Single by Titãs

from the album Volume Dois
- Released: 1998
- Genre: Alternative rock
- Length: 4:08
- Label: WEA
- Songwriter(s): Roberto Carlos Erasmo Carlos
- Producer(s): Liminha

Titãs singles chronology
| "'Domingo'" (1995) | "É Preciso Saber Viver" (1998) | "'Pelados em Santos'" (1999) |

= É Preciso Saber Viver =

"É Preciso Saber Viver" is the eleventh single by Titãs, released in 1998 from their album Volume Dois. It is a cover of a song written by Roberto Carlos, the best-selling musical artist in Brazil, and Erasmo Carlos. Extra vocals were provided by Brazilian band Fat Family. The song was featured in the 1998 Rede Globo telenovela remake Pecado Capital.
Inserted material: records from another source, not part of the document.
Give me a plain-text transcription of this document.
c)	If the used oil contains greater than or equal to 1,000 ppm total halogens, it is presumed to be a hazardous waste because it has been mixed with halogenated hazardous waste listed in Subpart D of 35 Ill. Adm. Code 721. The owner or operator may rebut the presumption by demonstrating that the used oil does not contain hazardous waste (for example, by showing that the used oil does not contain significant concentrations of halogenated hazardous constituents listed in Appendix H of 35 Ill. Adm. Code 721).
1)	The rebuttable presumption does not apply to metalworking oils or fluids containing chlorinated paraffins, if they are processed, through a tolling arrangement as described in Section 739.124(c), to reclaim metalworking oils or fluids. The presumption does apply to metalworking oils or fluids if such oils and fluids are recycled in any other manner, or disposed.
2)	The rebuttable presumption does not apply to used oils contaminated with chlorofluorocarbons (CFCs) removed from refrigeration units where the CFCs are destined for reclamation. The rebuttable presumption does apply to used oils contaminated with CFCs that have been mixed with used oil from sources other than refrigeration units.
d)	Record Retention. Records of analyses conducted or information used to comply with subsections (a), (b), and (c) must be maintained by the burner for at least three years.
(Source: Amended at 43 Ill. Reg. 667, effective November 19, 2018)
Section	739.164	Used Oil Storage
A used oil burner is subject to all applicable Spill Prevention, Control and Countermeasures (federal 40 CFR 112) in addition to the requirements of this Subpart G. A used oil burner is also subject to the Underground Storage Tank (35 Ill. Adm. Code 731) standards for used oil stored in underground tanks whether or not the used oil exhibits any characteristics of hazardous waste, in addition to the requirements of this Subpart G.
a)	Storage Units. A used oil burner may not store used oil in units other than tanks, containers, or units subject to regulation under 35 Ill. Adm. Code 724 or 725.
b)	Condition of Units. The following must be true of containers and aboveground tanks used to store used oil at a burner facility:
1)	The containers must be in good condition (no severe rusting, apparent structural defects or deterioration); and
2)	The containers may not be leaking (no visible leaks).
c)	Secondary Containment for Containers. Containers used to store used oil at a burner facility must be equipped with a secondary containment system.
When it was released, it was the most played song on radio stations in São Paulo, Florianópolis, Porto Alegre, Curitiba and Santos; the second most in Rio de Janeiro and Recife; and the third most Belo Horizonte. No Brasil em geral, foi a quarta.

== Music video ==
The music video of the song, directed by Conspiração Filmes, shows black & white images of the band performing in studio, and later alternate shots of the members taking a look at pictures of the group start to appear as well. Most of these pictures were printed on the Volume Dois booklet.